Tipos de lâmpadas: fluorescentes e tubo de quartzo.
ULTRASSOM
Ultrassom não é estritamente eletroterapia, pois trata-se de vibração mecânica, ainda que produzida eletricamente. Refere-se às vibrações mecânicas que são as mesmas das ondas sonoras, mas com uma frequência mais alta. Essas ondas se situam fora do alcance da audição humana e podem ser chamadas de ultrassonoras. A vibração se incorpora ao som com frequências em torno de 20Hz; abaixo dessa frequência é chamado de infra-som ou infra-sonora.
EFEITOS FÍSICOS E BIOLÓGICOS
O resultado da absorção do ultrassom nos tecidos é a oscilação de partículas em torno de sua posição média. Essa oscilação, ou energia sonora, é convertida em energia térmica proporcional á intensidade do ultrassom. Se todo esse calor não é dissipado pelos meios fisiológicos normais, ocorre um aumento na temperatura local que resulta em efeitos térmicos. Se a dissipação de calor equivale á geração de calor, não há uma elevação na temperatura e pode ocorrer efeitos não-térmicos. Esses efeitos são obtidos usando-se baixas intensidades ou fornecendo uma saída pulsada.

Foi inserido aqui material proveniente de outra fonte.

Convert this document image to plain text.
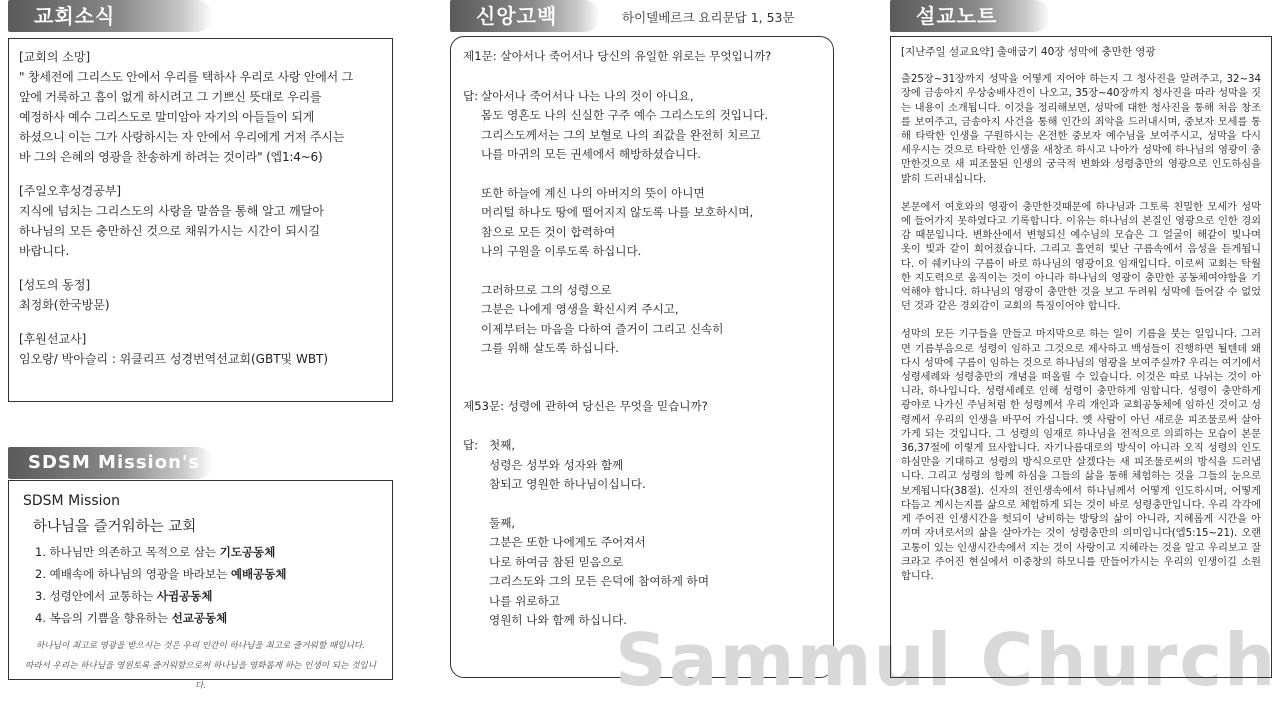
교회소식

[교회의 소망]

" 창세전에 그리스도 안에서 우리를 택하사 우리로 사랑 안에서 그
앞에 거룩하고 흠이 없게 하시려고 그 기쁘신 뜻대로 우리를
예정하사 예수 그리스도로 말미암아 자기의 아들들이 되게
하셨으니 이는 그가 사랑하시는 자 안에서 우리에게 거저 주시는
바 그의 은혜의 영광을 찬송하게 하려는 것이라" (엡1:4~6)

[주일오후성경공부]

지식에 넘치는 그리스도의 사랑을 말씀을 통해 알고 깨달아
하나님의 모든 충만하신 것으로 채워가시는 시간이 되시길
바랍니다.

[성도의 동정]

최정화(한국방문)

[후원선교사]

임오랑/ 박아슬리 : 위클리프 성경번역선교회(GBT및 WBT)

SDSM Mission's

SDSM Mission

하나님을 즐거워하는 교회

1. 하나님만 의존하고 목적으로 삼는 기도공동체

2. 예배속에 하나님의 영광을 바라보는 예배공동체

3. 성령안에서 교통하는 사귐공동체

4. 복음의 기쁨을 향유하는 선교공동체

하나님이 최고로 영광을 받으시는 것은 우리 인간이 하나님을 최고로 즐거워할 때입니다.
따라서 우리는 하나님을 영원토록 즐거워함으로써 하나님을 영화롭게 하는 인생이 되는 것입니다.
신앙고백	하이델베르크 요리문답 1, 53문

제1문: 살아서나 죽어서나 당신의 유일한 위로는 무엇입니까?

답: 살아서나 죽어서나 나는 나의 것이 아니요,
몸도 영혼도 나의 신실한 구주 예수 그리스도의 것입니다.
그리스도께서는 그의 보혈로 나의 죄값을 완전히 치르고
나를 마귀의 모든 권세에서 해방하셨습니다.

또한 하늘에 계신 나의 아버지의 뜻이 아니면
머리털 하나도 땅에 떨어지지 않도록 나를 보호하시며,
참으로 모든 것이 합력하여
나의 구원을 이루도록 하십니다.

그러하므로 그의 성령으로
그분은 나에게 영생을 확신시켜 주시고,
이제부터는 마음을 다하여 즐거이 그리고 신속히
그를 위해 살도록 하십니다.

제53문: 성령에 관하여 당신은 무엇을 믿습니까?

답: 첫째,
성령은 성부와 성자와 함께
참되고 영원한 하나님이십니다.

둘째,
그분은 또한 나에게도 주어져서
나로 하여금 참된 믿음으로
그리스도와 그의 모든 은덕에 참여하게 하며
나를 위로하고
영원히 나와 함께 하십니다.

Sammul Church
설교노트

[지난주일 설교요약] 출애굽기 40장 성막에 충만한 영광

출25장~31장까지 성막을 어떻게 지어야 하는지 그 청사진을 알려주고, 32~34장에 금송아지 우상숭배사건이 나오고, 35장~40장까지 청사진을 따라 성막을 짓는 내용이 소개됩니다. 이것을 정리해보면, 성막에 대한 청사진을 통해 처음 창조를 보여주고, 금송아지 사건을 통해 인간의 죄악을 드러내시며, 중보자 모세를 통해 타락한 인생을 구원하시는 온전한 중보자 예수님을 보여주시고, 성막을 다시 세우시는 것으로 타락한 인생을 새창조 하시고 나아가 성막에 하나님의 영광이 충만한것으로 새 피조물된 인생의 궁극적 변화와 성령충만의 영광으로 인도하심을 밝히 드러내십니다.

본문에서 여호와의 영광이 충만한것때문에 하나님과 그토록 친밀한 모세가 성막에 들어가지 못하였다고 기록합니다. 이유는 하나님의 본질인 영광으로 인한 경외감 때문입니다. 변화산에서 변형되신 예수님의 모습은 그 얼굴이 해같이 빛나며 옷이 빛과 같이 희어졌습니다. 그리고 홀연히 빛난 구름속에서 음성을 듣게됩니다. 이 쉐키나의 구름이 바로 하나님의 영광이요 임재입니다. 이로써 교회는 탁월한 지도력으로 움직이는 것이 아니라 하나님의 영광이 충만한 공동체여야함을 기억해야 합니다. 하나님의 영광이 충만한 것을 보고 두려워 성막에 들어갈 수 없었던 것과 같은 경외감이 교회의 특징이어야 합니다.

성막의 모든 기구들을 만들고 마지막으로 하는 일이 기름을 붓는 일입니다. 그러면 기름부음으로 성령이 임하고 그것으로 제사하고 백성들이 진행하면 될텐데 왜 다시 성막에 구름이 임하는 것으로 하나님의 영광을 보여주실까? 우리는 여기에서 성령세례와 성령충만의 개념을 떠올릴 수 있습니다. 이것은 따로 나뉘는 것이 아니라, 하나입니다. 성령세례로 인해 성령이 충만하게 임합니다. 성령이 충만하게 광야로 나가신 주님처럼 한 성령께서 우리 개인과 교회공동체에 임하신 것이고 성령께서 우리의 인생을 바꾸어 가십니다. 옛 사람이 아닌 새로운 피조물로써 살아가게 되는 것입니다. 그 성령의 임재로 하나님을 전적으로 의뢰하는 모습이 본문 36,37절에 이렇게 묘사합니다. 자기나름대로의 방식이 아니라 오직 성령의 인도하심만을 기대하고 성령의 방식으로만 살겠다는 새 피조물로써의 방식을 드러냅니다. 그리고 성령의 함께 하심을 그들의 삶을 통해 체험하는 것을 그들의 눈으로 보게됩니다(38절). 신자의 전인생속에서 하나님께서 어떻게 인도하시며, 어떻게 다듬고 계시는지를 삶으로 체험하게 되는 것이 바로 성령충만입니다. 우리 각각에게 주어진 인생시간을 헛되이 낭비하는 방탕의 삶이 아니라, 지혜롭게 시간을 아끼며 자녀로서의 삶을 살아가는 것이 성령충만의 의미입니다(엡5:15~21). 오랜고통이 있는 인생시간속에서 지는 것이 사랑이고 지혜라는 것을 알고 우리보고 잘 크라고 주어진 현실에서 이중창의 하모니를 만들어가시는 우리의 인생이길 소원합니다.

EFEITOS TÉRMICOS E SUAS INDICAÇÕES
Um efeito térmico pode ser obtido se a temperatura do tecido for elevada para entre 40 e 45° por pelo menos 5 minutos. Temperaturas acima de 45° são destrutivas. O aquecimento de estruturas constituídas por tecido fibroso como cápsulas articulares, ligamentos, tendões e tecido cicatricial pode causar aumento temporário na sua extensibilidade, e portanto uma diminuição na rigidez articular. O aquecimento leve pode também reduzir a dor e o espasmo muscular e promover processos de cicatrização devido ao aumento na velocidade e condução em nervos motores e sensoriais após o uso do US terapêutico. As estruturas que serão aquecidas incluem periósteos, osso cortical superficial, meniscos articulares, músculo fibrótico, bainhas tendíneas e raízes nervosas maiores, e interfaces musculares. Depois de emitido, o calor é dissipado por difusão térmica e pelo fluxo sanguíneo local.
EFEITOS NÃO TÉRMICOS E SUAS INDICAÇÕES
Algumas situações como por exemplo baixa intensidade média espacial e temporal produz efeitos biológicos sem contudo envolver mudanças significativas na temperatura. Há algumas evidências indicando onde os mecanismos não-térmicos parecem exercer um efeito: estimulação da regeneração dos tecidos, reparo dos tecidos moles, fluxo sanguíneo em tecidos cronicamente isquêmicos, síntese de proteínas e raparo ósseo. Os mecanismo físicos que parecem estar envolvidos na produção desses efeitos não-termicos são: cavitação, correntes acústicas e ondas estacionárias.